There are, perhaps, occasional moments that feel a bit broad, a bit on-the-nose. Virtually every scene featuring Mary’s eldest son, Jack, an unreconstructed Thatcherite Brexiteer businessman, and his wife Angela—who is noisily weepy over the death of Princess Diana, and whose last appearance in the novel is made “popping into a newsagents” for a copy of a tabloid running a scurrilous story about Meghan Markle—is of this nature. But then, quite frankly, there are times when Britain itself feels a bit broad and on-the-nose to me. Having moved to the furthest reaches of it’s-really-not-London-it’s-Kent in the past two years, I have met wonderful human beings and am happy to have such good neighbours, but I have also had conversations that would have seemed unreal to me when I still rarely left Zones 1 and 2, conversations that have involved people having vehemently racialised opinions about Meghan Markle, suggesting to me that British colonialism in India was an overall good because it led to the development of railways, and wondering aloud whether parents forced into using food banks due to the cost of living crisis were “just making it all up”. (Not all in the same conversation, thank Christ.) So if Coe sometimes seems to be painting in primary colours, well… there’s something about contemporary Britain that seems to express itself in primary colours.

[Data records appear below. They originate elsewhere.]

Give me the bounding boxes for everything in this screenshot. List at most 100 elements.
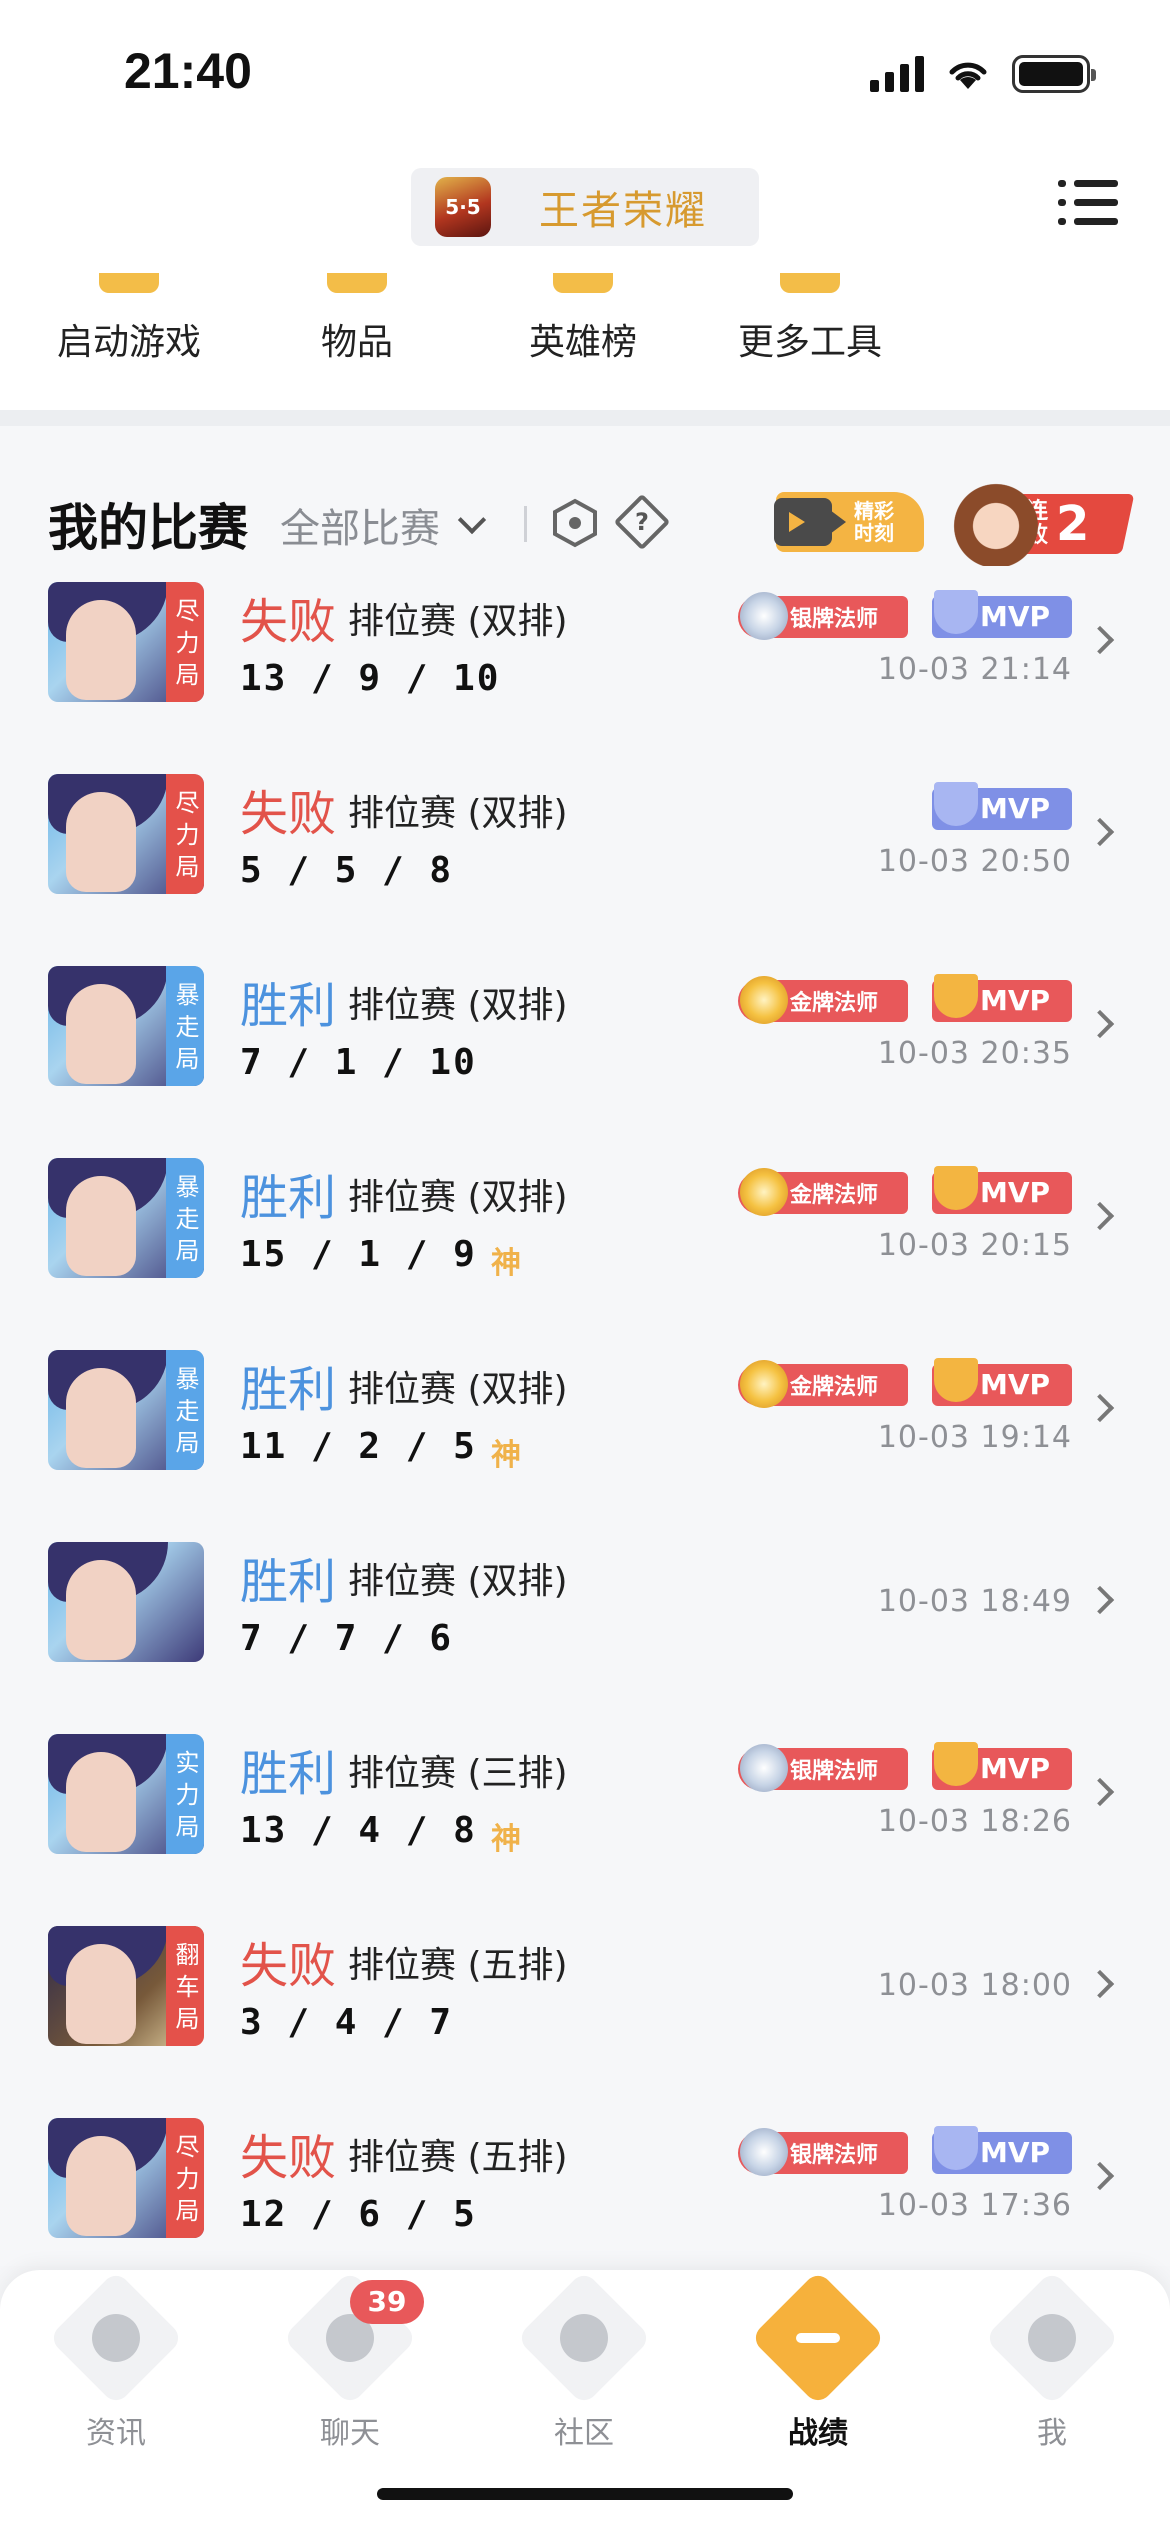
hero-avatar: 实力局 bbox=[48, 1734, 204, 1854]
tool-label: 启动游戏 bbox=[56, 322, 201, 363]
section-header: 我的比赛 全部比赛 ? 精彩 时刻 连 败 2 bbox=[0, 466, 1170, 576]
match-result: 胜利 bbox=[240, 1746, 337, 1802]
rank-badge: 银牌法师 bbox=[738, 1744, 908, 1792]
cellular-signal-icon bbox=[870, 56, 924, 92]
match-tag: 翻车局 bbox=[166, 1926, 204, 2046]
trophy-icon bbox=[934, 974, 978, 1018]
match-row[interactable]: 尽力局 失败 排位赛 (双排) 13 / 9 / 10 银牌法师 MVP 10-03 21:… bbox=[0, 576, 1170, 768]
hero-avatar: 暴走局 bbox=[48, 1350, 204, 1470]
match-mode: 排位赛 (五排) bbox=[348, 1945, 568, 1986]
highlight-moments-button[interactable]: 精彩 时刻 bbox=[774, 492, 924, 552]
match-row[interactable]: 胜利 排位赛 (双排) 7 / 7 / 6 10-03 18:49 bbox=[0, 1536, 1170, 1728]
mvp-badge: MVP bbox=[932, 974, 1072, 1022]
gamepad-icon bbox=[99, 273, 159, 293]
match-mode: 排位赛 (双排) bbox=[348, 1561, 568, 1602]
trophy-icon bbox=[934, 782, 978, 826]
mascot-icon bbox=[950, 466, 1042, 566]
status-time: 21:40 bbox=[124, 43, 252, 99]
mvp-badge: MVP bbox=[932, 590, 1072, 638]
hero-avatar: 尽力局 bbox=[48, 582, 204, 702]
kda: 7 / 7 / 6 bbox=[240, 1618, 454, 1659]
god-badge: 神 bbox=[491, 1438, 521, 1473]
unread-badge: 39 bbox=[350, 2280, 424, 2324]
match-mode: 排位赛 (双排) bbox=[348, 985, 568, 1026]
tab-community[interactable]: 社区 bbox=[516, 2270, 652, 2452]
medal-icon bbox=[740, 1744, 788, 1792]
rank-badge: 银牌法师 bbox=[738, 2128, 908, 2176]
my-matches-section: 我的比赛 全部比赛 ? 精彩 时刻 连 败 2 bbox=[0, 426, 1170, 2266]
match-filter-dropdown[interactable]: 全部比赛 bbox=[280, 496, 487, 554]
god-badge: 神 bbox=[491, 1822, 521, 1857]
chevron-right-icon bbox=[1085, 817, 1115, 847]
chevron-right-icon bbox=[1085, 1393, 1115, 1423]
god-badge: 神 bbox=[491, 1246, 521, 1281]
kda: 15 / 1 / 9 bbox=[240, 1234, 477, 1275]
tool-row: 启动游戏 物品 英雄榜 更多工具 bbox=[0, 273, 1170, 410]
kda: 12 / 6 / 5 bbox=[240, 2194, 477, 2235]
kda: 3 / 4 / 7 bbox=[240, 2002, 454, 2043]
trophy-icon bbox=[934, 1166, 978, 1210]
kda: 5 / 5 / 8 bbox=[240, 850, 454, 891]
match-time: 10-03 18:49 bbox=[877, 1584, 1072, 1619]
kda: 13 / 9 / 10 bbox=[240, 658, 501, 699]
tool-more[interactable]: 更多工具 bbox=[735, 273, 885, 365]
wifi-icon bbox=[949, 62, 987, 89]
medal-icon bbox=[740, 1168, 788, 1216]
tab-label: 聊天 bbox=[320, 2416, 380, 2451]
tab-chat[interactable]: 聊天 39 bbox=[282, 2270, 424, 2452]
battery-icon bbox=[1012, 55, 1096, 93]
profile-icon bbox=[984, 2270, 1120, 2406]
match-mode: 排位赛 (五排) bbox=[348, 2137, 568, 2178]
community-icon bbox=[516, 2270, 652, 2406]
match-mode: 排位赛 (双排) bbox=[348, 1177, 568, 1218]
tab-battle-record[interactable]: 战绩 bbox=[750, 2270, 886, 2452]
news-icon bbox=[48, 2270, 184, 2406]
game-name: 王者荣耀 bbox=[539, 188, 707, 234]
medal-icon bbox=[740, 592, 788, 640]
match-row[interactable]: 暴走局 胜利 排位赛 (双排) 11 / 2 / 5 神 金牌法师 MVP 10-03 19:… bbox=[0, 1344, 1170, 1536]
tab-news[interactable]: 资讯 bbox=[48, 2270, 184, 2452]
rank-badge: 银牌法师 bbox=[738, 592, 908, 640]
hero-avatar: 尽力局 bbox=[48, 2118, 204, 2238]
chevron-right-icon bbox=[1085, 625, 1115, 655]
chevron-right-icon bbox=[1085, 1201, 1115, 1231]
match-result: 失败 bbox=[240, 1938, 337, 1994]
tab-profile[interactable]: 我 bbox=[984, 2270, 1120, 2452]
chevron-right-icon bbox=[1085, 2161, 1115, 2191]
trophy-icon bbox=[934, 590, 978, 634]
tool-launch-game[interactable]: 启动游戏 bbox=[54, 273, 204, 365]
match-tag: 暴走局 bbox=[166, 966, 204, 1086]
match-result: 失败 bbox=[240, 786, 337, 842]
match-result: 胜利 bbox=[240, 1362, 337, 1418]
match-row[interactable]: 暴走局 胜利 排位赛 (双排) 7 / 1 / 10 金牌法师 MVP 10-03 20:3… bbox=[0, 960, 1170, 1152]
match-row[interactable]: 翻车局 失败 排位赛 (五排) 3 / 4 / 7 10-03 18:00 bbox=[0, 1920, 1170, 2112]
medal-icon bbox=[740, 1360, 788, 1408]
trophy-icon bbox=[934, 1742, 978, 1786]
tool-hero-rank[interactable]: 英雄榜 bbox=[508, 273, 658, 365]
hero-avatar bbox=[48, 1542, 204, 1662]
game-logo-icon: 5·5 bbox=[435, 177, 491, 237]
mvp-badge: MVP bbox=[932, 1742, 1072, 1790]
section-divider bbox=[0, 410, 1170, 426]
match-list: 尽力局 失败 排位赛 (双排) 13 / 9 / 10 银牌法师 MVP 10-03 21:… bbox=[0, 576, 1170, 2304]
menu-list-icon[interactable] bbox=[1058, 178, 1118, 228]
divider bbox=[524, 506, 527, 542]
video-camera-icon bbox=[774, 498, 846, 546]
help-icon[interactable]: ? bbox=[613, 493, 671, 551]
hexagon-settings-icon[interactable] bbox=[552, 498, 598, 548]
kda: 13 / 4 / 8 bbox=[240, 1810, 477, 1851]
match-time: 10-03 18:26 bbox=[877, 1804, 1072, 1839]
match-row[interactable]: 暴走局 胜利 排位赛 (双排) 15 / 1 / 9 神 金牌法师 MVP 10-03 20:… bbox=[0, 1152, 1170, 1344]
home-indicator bbox=[377, 2488, 793, 2500]
losing-streak-badge[interactable]: 连 败 2 bbox=[950, 466, 1135, 566]
match-time: 10-03 20:35 bbox=[877, 1036, 1072, 1071]
tool-items[interactable]: 物品 bbox=[297, 273, 417, 365]
match-row[interactable]: 尽力局 失败 排位赛 (双排) 5 / 5 / 8 MVP 10-03 20:50 bbox=[0, 768, 1170, 960]
match-row[interactable]: 实力局 胜利 排位赛 (三排) 13 / 4 / 8 神 银牌法师 MVP 10-03 18:… bbox=[0, 1728, 1170, 1920]
rank-badge: 金牌法师 bbox=[738, 1168, 908, 1216]
game-switcher[interactable]: 5·5 王者荣耀 bbox=[411, 168, 759, 246]
match-tag: 尽力局 bbox=[166, 582, 204, 702]
match-result: 胜利 bbox=[240, 1554, 337, 1610]
help-glyph: ? bbox=[635, 508, 649, 536]
tab-label: 我 bbox=[1037, 2416, 1067, 2451]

And yet Bournville is still beautiful, funny, and sad, a brilliant example of how individual human lives are woven into the collective life of a nation, how you can’t have one without the other. Nostalgia, regret, wondering about the road not traveled: all of this suffuses a person’s life as they get older, all of this is significant to the legacy of families, and all of this forms the story of a nation. Coe has done a magnificent thing here. Bournville is a love letter to Britain that is also an intervention that is also a passionate plea: to remember each other as people, to connect on that level, to memorialise both our failings and our triumphs. I’m so glad to have read it.